Notprogramme zur Einstellung von Physiklehrkräften gefährden die Qualität des Physikunterrichts

Stellungnahme der Deutschen Physikalischen Gesellschaft (DPG), der Gesellschaft für Didaktik der Chemie und Physik (GDCP) und des Deutschen Vereins zur Förderung des mathematischen und naturwissenschaftlichen Unterrichts (MNU)

Der Bedarf an ausgebildeten Physiklehrkräften kann seit mehreren Jahren in den meisten Bundesländern nicht mehr gedeckt werden.
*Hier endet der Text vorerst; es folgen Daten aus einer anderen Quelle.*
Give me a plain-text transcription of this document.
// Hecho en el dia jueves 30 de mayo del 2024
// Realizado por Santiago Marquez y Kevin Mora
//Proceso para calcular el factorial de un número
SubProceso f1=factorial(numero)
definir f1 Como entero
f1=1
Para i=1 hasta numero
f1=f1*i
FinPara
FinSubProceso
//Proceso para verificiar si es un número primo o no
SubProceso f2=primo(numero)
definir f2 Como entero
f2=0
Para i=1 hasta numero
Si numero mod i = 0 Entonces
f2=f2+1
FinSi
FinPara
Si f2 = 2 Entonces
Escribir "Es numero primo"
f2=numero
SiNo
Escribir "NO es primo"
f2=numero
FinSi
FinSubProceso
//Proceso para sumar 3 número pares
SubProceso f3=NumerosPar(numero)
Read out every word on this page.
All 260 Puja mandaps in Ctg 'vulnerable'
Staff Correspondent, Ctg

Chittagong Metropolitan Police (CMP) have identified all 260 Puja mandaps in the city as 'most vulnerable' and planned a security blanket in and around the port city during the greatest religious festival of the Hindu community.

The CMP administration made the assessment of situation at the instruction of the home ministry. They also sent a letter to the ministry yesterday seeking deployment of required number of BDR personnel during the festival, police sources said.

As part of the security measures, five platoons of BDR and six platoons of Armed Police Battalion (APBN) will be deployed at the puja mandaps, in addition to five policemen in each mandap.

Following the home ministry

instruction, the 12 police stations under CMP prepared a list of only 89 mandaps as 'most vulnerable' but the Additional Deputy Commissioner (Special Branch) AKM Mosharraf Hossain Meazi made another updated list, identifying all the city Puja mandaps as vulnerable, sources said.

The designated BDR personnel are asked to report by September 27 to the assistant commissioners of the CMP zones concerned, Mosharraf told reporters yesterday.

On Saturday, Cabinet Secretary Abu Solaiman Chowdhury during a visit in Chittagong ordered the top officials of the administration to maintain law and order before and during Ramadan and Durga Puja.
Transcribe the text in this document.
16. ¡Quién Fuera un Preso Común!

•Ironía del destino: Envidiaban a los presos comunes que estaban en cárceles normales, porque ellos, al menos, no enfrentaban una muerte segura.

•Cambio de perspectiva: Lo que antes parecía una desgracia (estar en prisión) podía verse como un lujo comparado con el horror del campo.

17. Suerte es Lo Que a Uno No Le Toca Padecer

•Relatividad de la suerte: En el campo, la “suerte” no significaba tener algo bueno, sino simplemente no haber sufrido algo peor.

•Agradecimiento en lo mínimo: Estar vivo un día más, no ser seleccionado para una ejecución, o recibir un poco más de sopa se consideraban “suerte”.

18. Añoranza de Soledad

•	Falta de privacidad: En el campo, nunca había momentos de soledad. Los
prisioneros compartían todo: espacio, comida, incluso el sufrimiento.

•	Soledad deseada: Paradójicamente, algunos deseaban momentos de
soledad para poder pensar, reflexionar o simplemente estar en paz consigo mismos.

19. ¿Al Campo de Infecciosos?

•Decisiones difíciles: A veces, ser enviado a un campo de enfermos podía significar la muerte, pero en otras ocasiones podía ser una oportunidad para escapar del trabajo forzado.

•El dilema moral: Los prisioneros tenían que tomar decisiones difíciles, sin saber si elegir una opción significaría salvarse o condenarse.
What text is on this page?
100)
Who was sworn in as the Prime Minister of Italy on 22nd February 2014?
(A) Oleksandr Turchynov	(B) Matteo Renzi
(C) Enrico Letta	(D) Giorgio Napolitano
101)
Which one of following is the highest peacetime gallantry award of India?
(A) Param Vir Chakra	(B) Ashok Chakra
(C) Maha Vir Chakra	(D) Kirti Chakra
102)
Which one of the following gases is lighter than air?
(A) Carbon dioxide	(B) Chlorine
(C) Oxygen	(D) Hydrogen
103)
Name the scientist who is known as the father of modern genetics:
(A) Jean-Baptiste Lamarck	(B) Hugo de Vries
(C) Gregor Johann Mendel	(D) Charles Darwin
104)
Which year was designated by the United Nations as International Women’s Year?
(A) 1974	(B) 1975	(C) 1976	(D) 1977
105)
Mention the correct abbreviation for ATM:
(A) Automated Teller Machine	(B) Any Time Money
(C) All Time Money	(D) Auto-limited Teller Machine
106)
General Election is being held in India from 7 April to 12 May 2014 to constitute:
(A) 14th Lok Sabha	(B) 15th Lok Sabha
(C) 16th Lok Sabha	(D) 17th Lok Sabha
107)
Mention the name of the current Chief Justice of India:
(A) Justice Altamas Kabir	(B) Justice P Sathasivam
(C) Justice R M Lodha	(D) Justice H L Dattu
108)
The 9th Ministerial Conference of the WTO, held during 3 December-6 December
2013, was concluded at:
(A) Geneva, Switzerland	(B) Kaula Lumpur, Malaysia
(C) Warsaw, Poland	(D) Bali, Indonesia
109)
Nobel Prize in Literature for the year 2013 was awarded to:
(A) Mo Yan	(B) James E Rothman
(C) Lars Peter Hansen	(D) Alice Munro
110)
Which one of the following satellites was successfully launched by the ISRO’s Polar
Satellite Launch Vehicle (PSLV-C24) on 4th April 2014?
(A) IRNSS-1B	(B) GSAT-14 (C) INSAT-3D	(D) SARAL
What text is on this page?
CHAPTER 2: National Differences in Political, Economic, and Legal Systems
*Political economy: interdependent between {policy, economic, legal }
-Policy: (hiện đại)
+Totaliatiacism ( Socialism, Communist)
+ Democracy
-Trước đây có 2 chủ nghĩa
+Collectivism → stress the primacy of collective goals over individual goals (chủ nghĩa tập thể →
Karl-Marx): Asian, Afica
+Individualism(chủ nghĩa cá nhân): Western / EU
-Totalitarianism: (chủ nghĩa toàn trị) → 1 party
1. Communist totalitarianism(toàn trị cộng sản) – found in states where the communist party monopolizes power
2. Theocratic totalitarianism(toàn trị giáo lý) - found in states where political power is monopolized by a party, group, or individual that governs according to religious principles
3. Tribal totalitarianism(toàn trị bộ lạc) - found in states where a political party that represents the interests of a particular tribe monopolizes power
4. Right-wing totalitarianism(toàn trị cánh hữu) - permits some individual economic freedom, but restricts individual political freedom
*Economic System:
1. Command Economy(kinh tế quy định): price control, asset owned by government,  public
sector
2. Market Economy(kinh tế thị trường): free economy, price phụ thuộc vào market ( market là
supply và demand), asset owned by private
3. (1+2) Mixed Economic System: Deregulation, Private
Aus diesem Grund bieten verschiedene Bundesländer durch entsprechende Erlasse Diplomphysikerinnen und Diplomphysikern und anderen Natur- und Ingenieurwissenschaftlerinnen und -wissenschaftlern die Möglichkeit des Quereinstiegs in die zweite Phase der Lehrerausbildung (Referendariat) oder des Seiteneinstiegs direkt in den Schuldienst an.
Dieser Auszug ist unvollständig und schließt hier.